– Собственно, я готов возглавить высшую воинскую полицию. Мне кажется, что эта работа вполне по мне. Но посмотрим, как все еще сложится. государя в любом случае не подведу.
И вот я наконец-то в Вильне, такой тихой и пустынной после суматошно-великолепного Петербурга.
Постепенно осматриваюсь, приглядываюсь, знакомлюсь (ходил даже в жидовский квартал – чрезвычайно любопытно; вообще, жидовская Вильна – это как бы целый город в городе), потихоньку подыскиваю себе людей, что дело отнюдь не простое, регулярно заслушиваю и читаю отчеты здешних полицейских чиновников.
Бумаг уже успело скопиться у меня достаточно. Что же будет дальше?! Необходимо их как-то привести в порядок. Необходима канцелярия, но она будет, всенепременно будет. На этот счет можно не беспокоиться.
А пока я прежде всего вживаюсь в город. Он все еще мне чужой, непонятный, но надеюсь, что это ненадолго.
Сойдусь тут с разными людьми, и город, я уверен, станет для меня своим.
Трифон вытащил из не до конца разобранных вещей моих потрепанный альманах «Талия» и сборник баллад Фридриха Шиллера – оба издания были приобретены мною еще в бытность студентом Лейпцигского университета. Это моя реликвия, но дело даже и не в том. Баллады Шиллера восхитительны, в них чую я дух истинного романтизма. Впрочем, у меня есть еще один постоянный источник вдохновения. Ловя шпионов, разгадывая политические заговоры, я живо помню тайны готических романов, до которых еще с гимназических лет, проведенных в Ревеле, являюсь большим охотником.
И сейчас у меня на столике лежит раскрытый томик «Удольфских тайн» великой и несравненной Анны Радклиф. Но сия писательница на самом деле зачастую только пугает читателя: страшные тайны объясняются ею весьма тривиально.

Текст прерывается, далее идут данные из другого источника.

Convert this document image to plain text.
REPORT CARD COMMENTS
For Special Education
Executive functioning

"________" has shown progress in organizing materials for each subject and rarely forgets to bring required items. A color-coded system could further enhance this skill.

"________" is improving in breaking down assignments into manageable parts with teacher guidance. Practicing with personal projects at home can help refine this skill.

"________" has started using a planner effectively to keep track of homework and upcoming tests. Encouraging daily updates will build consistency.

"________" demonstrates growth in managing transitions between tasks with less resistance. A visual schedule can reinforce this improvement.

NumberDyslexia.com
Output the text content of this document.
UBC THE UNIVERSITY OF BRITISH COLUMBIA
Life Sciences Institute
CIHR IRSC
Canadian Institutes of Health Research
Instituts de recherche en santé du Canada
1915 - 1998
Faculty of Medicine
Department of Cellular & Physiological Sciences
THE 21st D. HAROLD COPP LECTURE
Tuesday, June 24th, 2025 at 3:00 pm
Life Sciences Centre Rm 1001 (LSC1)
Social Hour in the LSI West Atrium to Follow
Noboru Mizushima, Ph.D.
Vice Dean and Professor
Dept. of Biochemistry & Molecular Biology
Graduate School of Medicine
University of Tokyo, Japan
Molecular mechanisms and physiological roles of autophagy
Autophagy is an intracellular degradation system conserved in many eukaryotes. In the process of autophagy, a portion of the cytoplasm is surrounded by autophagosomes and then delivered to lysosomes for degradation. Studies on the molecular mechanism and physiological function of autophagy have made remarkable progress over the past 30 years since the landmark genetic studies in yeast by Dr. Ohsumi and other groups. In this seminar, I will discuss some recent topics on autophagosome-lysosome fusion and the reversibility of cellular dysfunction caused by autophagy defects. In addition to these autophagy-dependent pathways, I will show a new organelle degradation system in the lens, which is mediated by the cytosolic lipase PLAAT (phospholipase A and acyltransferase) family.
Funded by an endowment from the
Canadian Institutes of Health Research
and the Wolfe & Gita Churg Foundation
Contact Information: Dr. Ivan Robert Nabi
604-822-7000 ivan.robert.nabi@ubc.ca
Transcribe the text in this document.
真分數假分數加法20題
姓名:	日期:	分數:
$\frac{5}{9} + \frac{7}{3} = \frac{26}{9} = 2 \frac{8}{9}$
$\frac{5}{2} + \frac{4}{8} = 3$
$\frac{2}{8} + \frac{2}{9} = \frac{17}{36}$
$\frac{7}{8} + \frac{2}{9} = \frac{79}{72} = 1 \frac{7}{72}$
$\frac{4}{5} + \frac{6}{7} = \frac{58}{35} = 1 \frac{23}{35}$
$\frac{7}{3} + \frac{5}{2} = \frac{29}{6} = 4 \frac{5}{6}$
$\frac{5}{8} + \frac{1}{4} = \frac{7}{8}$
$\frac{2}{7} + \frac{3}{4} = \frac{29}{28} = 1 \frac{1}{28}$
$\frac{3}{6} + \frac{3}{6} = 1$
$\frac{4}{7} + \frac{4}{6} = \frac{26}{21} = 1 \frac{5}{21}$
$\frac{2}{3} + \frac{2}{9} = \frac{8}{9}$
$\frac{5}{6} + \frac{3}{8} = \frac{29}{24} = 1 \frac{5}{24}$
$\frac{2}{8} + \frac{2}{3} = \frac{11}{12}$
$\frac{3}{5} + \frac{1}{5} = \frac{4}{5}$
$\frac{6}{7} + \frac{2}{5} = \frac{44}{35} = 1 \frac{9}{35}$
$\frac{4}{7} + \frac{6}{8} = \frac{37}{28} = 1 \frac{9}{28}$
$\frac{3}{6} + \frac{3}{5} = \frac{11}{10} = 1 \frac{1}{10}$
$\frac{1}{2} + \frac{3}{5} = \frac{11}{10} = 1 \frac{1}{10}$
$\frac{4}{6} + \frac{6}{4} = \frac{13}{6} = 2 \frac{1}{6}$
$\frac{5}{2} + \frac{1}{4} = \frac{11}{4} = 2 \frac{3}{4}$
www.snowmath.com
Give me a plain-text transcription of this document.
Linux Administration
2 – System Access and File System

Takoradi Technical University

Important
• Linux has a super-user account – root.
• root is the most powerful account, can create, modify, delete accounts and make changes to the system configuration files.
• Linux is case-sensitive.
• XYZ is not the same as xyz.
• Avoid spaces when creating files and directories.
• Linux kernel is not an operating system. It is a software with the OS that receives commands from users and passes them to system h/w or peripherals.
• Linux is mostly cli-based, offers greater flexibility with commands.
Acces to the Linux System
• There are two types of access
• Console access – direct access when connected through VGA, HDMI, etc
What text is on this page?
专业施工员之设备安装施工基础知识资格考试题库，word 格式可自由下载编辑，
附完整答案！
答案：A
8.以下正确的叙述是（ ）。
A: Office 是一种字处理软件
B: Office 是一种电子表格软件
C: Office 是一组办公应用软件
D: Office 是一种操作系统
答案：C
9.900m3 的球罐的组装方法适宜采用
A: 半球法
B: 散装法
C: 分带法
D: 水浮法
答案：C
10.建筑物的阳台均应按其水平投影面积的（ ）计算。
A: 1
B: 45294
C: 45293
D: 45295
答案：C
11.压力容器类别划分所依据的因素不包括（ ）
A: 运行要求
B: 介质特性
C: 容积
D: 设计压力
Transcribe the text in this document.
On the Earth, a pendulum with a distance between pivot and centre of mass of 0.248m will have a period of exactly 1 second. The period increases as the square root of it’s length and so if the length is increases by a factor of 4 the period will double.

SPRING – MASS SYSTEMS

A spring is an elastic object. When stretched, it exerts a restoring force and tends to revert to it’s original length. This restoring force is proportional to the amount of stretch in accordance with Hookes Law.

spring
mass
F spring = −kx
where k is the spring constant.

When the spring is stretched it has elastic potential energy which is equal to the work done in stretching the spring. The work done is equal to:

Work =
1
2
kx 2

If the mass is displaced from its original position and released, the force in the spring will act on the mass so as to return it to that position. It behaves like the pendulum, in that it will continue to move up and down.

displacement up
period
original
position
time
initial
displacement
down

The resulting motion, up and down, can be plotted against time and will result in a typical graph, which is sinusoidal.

На самом деле гораздо более мне близка готика ужаса Мэтью Грегори Льюиса, автора знаменитого «Монаха».
Леденящие кровь преступления, столь мастерски описанные Льиюисом, бодрят меня, освежают, заставляют мысль работать острее, четче. Притом Льюис великолепнейшим образом учит распознавать козни людские, различать под благороднейшей наружностью страшные пороки.
Однако «Монах», увы, лежит еще не распакованный в одном из тюков. Читаю модную, но скучноватую для меня Анну Радклиф. Но как только представится возможность взять в руки буквально сочащийся кровью текст «Монаха», розыск шпионов пойдет значительно быстрее, непременно – не сомневаюсь, даже убежден в этом.
Англичанин Льюис в скором времени явно поможет российской короне арестовать еще не одного агента Бонапарта.
Главнокомандующий Первой Западной армии генерал от инфантерии граф Барклай-де-Толли уведомил меня, что в ведении отданной под мое начало высшей воинской полиции находятся все полицейские участки от австрийских границ до Балтики.
Все это так, однако собственный штат моего ведомства пока что недопустимо малочислен.
Вся канцелярия моя состоит, собственно, из одного, буквально сегодня назначенного, губернского секретаря Протопопова. Он человек дельный и, главное, такой, коему можно безраздельно доверять, что важно, ибо через его руки постоянно будут проходить бумаги государственной важности.
Хорошо еще, что я, после той мартовской беседы с государем, смог себе вытребовать из министерства полиции Розена, Шлыкова и Лешковского.
Это, надо признаться, нелегко далось – министр Александр Дмитрич Балашов (до назначения министром полиции был обер-полицмейстером Москвы, а потом и Петербурга; впоследствии – генерал от инфантерии, губернатор Орловской, Тамбовской и Рязанской губерний, член Государственного и Военного советов. –
Майора Лешковского я тут же отослал в Гродно (он чуть более самостоятелен), а полковника Розена и поручика Шлыкова оставил пока при себе, в Вильне (в июне 1812 года, с началом боевых действий, Розен был отправлен мной в район Динабург – Рига. –
Совсем не безуспешно налаживается сотрудничество мое с полицмейстером Вильны Вейсом, а также с майором Бистромом. Они меня вывели на некоторых из здешних французов, кои вызывают, как они говорят, особое подозрение.
Прежде всего я познакомился с графом де Шуазелем и аббатом Лотреком: именно эти, по утверждению Вейса и Бистрома, наиболее опасны для нас.
Граф и аббат таятся, держатся настороже. Но, слава Богу, аббат от природы болтлив, и я надеюсь, что со временем он неминуемо проговорится. Я несколько раз уже наведывался и к одному, и ко второму.
Из здешних поляков наибольший интерес для нас представляет граф Тышкевич. Он, полагаю, предан Бонапарту душой и телом, но из него слова лишнего не вытянешь.